Zaczniemy od polskiego pomysłu, na który od pewnego czasu zbierane są pieniądze przy wykorzystaniu platformy finansowania społecznościowego PolakPotrafi.pl. Do zakończenia zbiórki nie pozostało zbyt wiele czasu, więc jeśli uznacie projekt za godny uwagi, to nie zastanawiajcie się długo i przekażcie twórcom pieniądze na rozwój tego przedsięwzięcia – jeśli nie przekona Was sama aplikacja, to może przynajmniej masło orzechowe albo ekologiczna torba oferowana przez ludzi stojących za tym pomysłem.
Nim zajrzycie na stronę, zapewne będziecie chcieli dowiedzieć się, z czym macie do czynienia. W wielkim skrócie jest to aplikacja służąca do skanowania kodów kreskowych produktów spożywczych. Na tej podstawie program udzieli użytkownikowi podpowiedzi co znalazło się w jedzeniu. Pisząc krótko: ma to być prosty sposób na podniesienie naszej świadomości w zakresie składu konsumowanych pokarmów. Klient będzie mógł w sklepie szybko dowiedzieć się, co trafiło do opakowania, które za chwilę może wylądować w jego koszyku. Bez konieczności uczenia się na pamięć, co oznacza konkretny symbol E- i przetrząsania Internetu w celu znalezienia potrzebnych danych. Wystarczy jeden skan i cała potrzebna wiedza ląduje na urządzeniu mobilnym. Zresztą, zobaczcie sami:
Produkt nie jest tworzony od podstaw – w jego bazie znajduje się już 10 tys. pozycji, z czego blisko 1/3 jest dziełem użytkowników aplikacji. Zebrane pieniądze mają umożliwić rozbudowę projektu i uczynienie go zdecydowanie bardzie pomocnym. Nie chodzi jedynie o dodawanie kolejnych pozycji – mają się także pojawiać nowe funkcje (wspomina się nawet o stworzeniu „żywieniowego odpowiednika Wikipedii”). To może cieszyć potencjalnych użytkowników, zwłaszcza, że e-food, bo to o niej mowa, jest aplikacją darmową. Sami twórcy swoje plany przedstawiają w następujący sposób:
Pierwszą i najważniejszą sprawą jest baza. Dlatego celem jest 189%:
(100%) 9 000 zł – rozwinięcie bazy produktów do 30 000 produktów,
(189%) 17 000 zł – rozwinięcie bazy produktów do 60 000 produktów.Poniżej pomysły na dalszy rozwój, jeśli zdecydujecie się na wsparcie 300% lub więcej:
(300%) 27 000 zł – stworzenie encyklopedii 1000 najpopularniejszych substancji używanych w przemyśle spożywczym, z ich wpływem, pochodzeniem itd.,
(466%) 42 000 zł – stworzenie funkcjonalności umożliwiającej użytkownikom dodawanie komentarzy, artykułów, zgłaszanie błędów,
(611%) 55 000 zł – stworzenie wersji aplikacji na windows phone, stworzenie funkcjonalności pozwalającej użytkownikowi na sugerowanie kierunku rozwoju aplikacji.

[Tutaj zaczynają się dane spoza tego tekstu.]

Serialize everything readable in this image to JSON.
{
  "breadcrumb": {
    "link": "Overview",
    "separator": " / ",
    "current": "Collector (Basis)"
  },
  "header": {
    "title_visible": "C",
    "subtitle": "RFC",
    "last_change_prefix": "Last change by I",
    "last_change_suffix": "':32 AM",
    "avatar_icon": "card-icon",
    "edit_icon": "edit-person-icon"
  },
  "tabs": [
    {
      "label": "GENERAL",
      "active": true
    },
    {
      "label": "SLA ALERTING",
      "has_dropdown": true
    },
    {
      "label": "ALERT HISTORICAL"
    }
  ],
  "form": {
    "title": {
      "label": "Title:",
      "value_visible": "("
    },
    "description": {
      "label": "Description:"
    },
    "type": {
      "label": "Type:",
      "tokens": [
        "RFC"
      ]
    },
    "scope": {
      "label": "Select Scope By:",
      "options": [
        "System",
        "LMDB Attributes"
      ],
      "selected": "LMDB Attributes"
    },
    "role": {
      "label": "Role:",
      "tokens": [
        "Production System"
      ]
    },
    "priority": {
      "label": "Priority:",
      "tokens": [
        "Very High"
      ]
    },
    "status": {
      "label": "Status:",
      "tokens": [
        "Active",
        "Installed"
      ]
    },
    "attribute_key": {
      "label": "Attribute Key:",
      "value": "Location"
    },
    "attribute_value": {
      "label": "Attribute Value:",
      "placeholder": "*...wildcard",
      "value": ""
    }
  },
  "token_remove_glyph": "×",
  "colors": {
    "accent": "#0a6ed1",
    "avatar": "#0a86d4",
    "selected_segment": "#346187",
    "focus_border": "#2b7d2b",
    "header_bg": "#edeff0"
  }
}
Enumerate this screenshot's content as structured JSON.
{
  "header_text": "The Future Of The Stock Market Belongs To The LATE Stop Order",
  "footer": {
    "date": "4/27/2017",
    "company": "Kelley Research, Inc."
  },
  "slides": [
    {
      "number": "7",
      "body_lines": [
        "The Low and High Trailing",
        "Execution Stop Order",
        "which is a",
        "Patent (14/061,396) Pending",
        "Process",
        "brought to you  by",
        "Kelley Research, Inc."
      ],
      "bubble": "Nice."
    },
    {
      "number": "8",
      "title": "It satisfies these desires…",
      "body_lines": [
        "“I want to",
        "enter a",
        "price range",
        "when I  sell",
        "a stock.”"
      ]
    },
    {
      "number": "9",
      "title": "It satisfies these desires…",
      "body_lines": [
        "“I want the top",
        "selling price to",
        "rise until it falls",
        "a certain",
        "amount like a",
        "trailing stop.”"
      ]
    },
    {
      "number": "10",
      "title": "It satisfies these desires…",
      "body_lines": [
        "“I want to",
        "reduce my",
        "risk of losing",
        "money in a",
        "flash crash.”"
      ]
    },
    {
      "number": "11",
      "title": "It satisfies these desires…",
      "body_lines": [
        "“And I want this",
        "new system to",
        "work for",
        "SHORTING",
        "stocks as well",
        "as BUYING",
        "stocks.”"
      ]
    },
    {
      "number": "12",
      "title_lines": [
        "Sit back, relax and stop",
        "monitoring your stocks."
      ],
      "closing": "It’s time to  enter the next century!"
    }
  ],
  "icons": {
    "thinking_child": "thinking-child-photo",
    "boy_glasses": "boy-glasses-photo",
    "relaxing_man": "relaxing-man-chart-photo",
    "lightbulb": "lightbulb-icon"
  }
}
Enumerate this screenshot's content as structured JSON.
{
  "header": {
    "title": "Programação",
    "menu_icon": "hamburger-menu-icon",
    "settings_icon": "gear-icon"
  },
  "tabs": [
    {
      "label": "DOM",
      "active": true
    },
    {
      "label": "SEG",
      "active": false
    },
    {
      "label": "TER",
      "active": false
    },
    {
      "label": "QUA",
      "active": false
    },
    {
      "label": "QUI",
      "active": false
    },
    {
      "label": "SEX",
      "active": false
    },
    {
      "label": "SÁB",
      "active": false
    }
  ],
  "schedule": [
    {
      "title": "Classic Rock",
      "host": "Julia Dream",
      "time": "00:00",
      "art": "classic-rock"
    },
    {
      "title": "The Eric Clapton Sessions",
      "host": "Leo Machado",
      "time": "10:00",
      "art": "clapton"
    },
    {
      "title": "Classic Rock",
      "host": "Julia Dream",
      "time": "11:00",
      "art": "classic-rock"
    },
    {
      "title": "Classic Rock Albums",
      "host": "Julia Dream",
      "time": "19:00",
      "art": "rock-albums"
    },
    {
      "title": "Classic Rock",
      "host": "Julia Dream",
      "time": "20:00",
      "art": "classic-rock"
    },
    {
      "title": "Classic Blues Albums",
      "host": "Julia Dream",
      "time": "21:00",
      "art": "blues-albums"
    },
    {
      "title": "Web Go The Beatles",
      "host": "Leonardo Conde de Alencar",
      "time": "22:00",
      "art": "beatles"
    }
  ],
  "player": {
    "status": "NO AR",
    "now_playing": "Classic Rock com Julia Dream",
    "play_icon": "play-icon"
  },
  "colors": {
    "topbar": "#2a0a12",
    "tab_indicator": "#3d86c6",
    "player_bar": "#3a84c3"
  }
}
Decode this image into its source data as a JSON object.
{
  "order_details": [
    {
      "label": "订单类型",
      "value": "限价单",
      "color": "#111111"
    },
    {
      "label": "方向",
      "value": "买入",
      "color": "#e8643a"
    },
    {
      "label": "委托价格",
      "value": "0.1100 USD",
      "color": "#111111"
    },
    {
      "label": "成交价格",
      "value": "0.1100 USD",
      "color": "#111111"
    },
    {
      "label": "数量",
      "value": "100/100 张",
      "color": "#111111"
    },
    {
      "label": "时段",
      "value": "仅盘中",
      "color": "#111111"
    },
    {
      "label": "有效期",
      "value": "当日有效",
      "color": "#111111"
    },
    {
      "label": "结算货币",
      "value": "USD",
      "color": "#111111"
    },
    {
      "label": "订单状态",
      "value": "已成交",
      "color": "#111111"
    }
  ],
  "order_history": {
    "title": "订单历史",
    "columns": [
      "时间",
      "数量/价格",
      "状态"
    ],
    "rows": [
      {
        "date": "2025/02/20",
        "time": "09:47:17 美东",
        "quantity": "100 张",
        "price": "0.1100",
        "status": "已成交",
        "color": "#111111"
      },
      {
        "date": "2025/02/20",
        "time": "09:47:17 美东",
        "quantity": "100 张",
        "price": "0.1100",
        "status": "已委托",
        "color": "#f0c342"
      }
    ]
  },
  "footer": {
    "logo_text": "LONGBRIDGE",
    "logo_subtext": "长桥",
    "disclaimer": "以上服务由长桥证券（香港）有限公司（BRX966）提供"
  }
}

Plany ambitne, ale póki co dojdzie jedynie do rozbudowy bazy – w serwisie finansowania społecznościowego zebrano do tej pory 10,5 tys. złotych. Osiągnięto zatem pierwszy ze wspomnianych progów. Niektórym wyda się to mało imponujący wynik, ale warto mieć na uwadze, że polska scena crowdfundingowa jeszcze raczkuje i rzadko zdobywa się na niej naprawdę duże kwoty. Ważne, iż projekt otrzymał wsparcie i będzie dalej rozwijany. Dzięki temu wzrośnie jego funkcjonalność, a to powinno się przełożyć na zadowolenie użytkowników oraz popularyzację aplikacji. Efektem może być większa świadomość klientów i ostatecznie poprawa jakości spożywanego przez nas jedzenia – niektórzy producenci żywności nie są pewnie zachwycenie z tego powodu. To jednak nie jest nasz problem.
Aplikacja e-food została stworzona z myślą o bardzo szerokiej grupie odbiorców, zapewne skorzystają z niej osoby, które o kwestii żywienia, a zwłaszcza zdrowego żywienia, nie wiedzą zbyt wiele. To może być swoisty przewodnik dla początkujących, ale ludzie zaznajomieni z zagadnieniem konserwantów, barwinków czy wszelkich wzmacniaczy smaku zapewne też dowiedzą się czegoś nowego. Producenci elektroniki oraz programiści od dobrych kilku kwartałów wychodzą naprzeciw grupie klientów, którzy chcą być fit i nieustannie kontrolują swoją dietę, liczbę przyjmowanych kalorii, czas poświęcany na aktywność fizyczną itd. Pojawiają się aplikacje umożliwiające kontrolowanie diety, powstają specjalne opaski monitorujące ruch i łączące te dane z informacjami na temat posiłków. Coraz mocniej w tej sferze wykorzystywane są smartfony, smartwatche. Powstają tez zupełnie nowe produkty wpisujące się w trend Internetu rzeczy, a przykładem jest kubek Vessyl. Na początek film:
Vessyl to po prostu rozwinięty technologicznie kubek. Można go sparować ze sprzętem mobilnym i dzięki temu zdobywać informacje na temat tego, co, kiedy i w jakich ilościach wypito. Naczynie jest w stanie rozpoznać ciecz i poinformować użytkownika, co wlał do kubka. To niby żadna atrakcja, bo zazwyczaj wiadomo, co się pije, ale tę funkcję można uznać za ciekawostkę, bajer. Ważniejsze jest to, iż urządzenie określi skład płynu, jego wartość odżywczą oraz ewentualny wpływ na zdrowie człowieka. Wachlarz możliwości jest tutaj całkiem spory i zależy przede wszystkim od inwencji programistów – jeśli poświęcą dużo uwagi temu projektowi, to efekty mogą być naprawdę zadowalające.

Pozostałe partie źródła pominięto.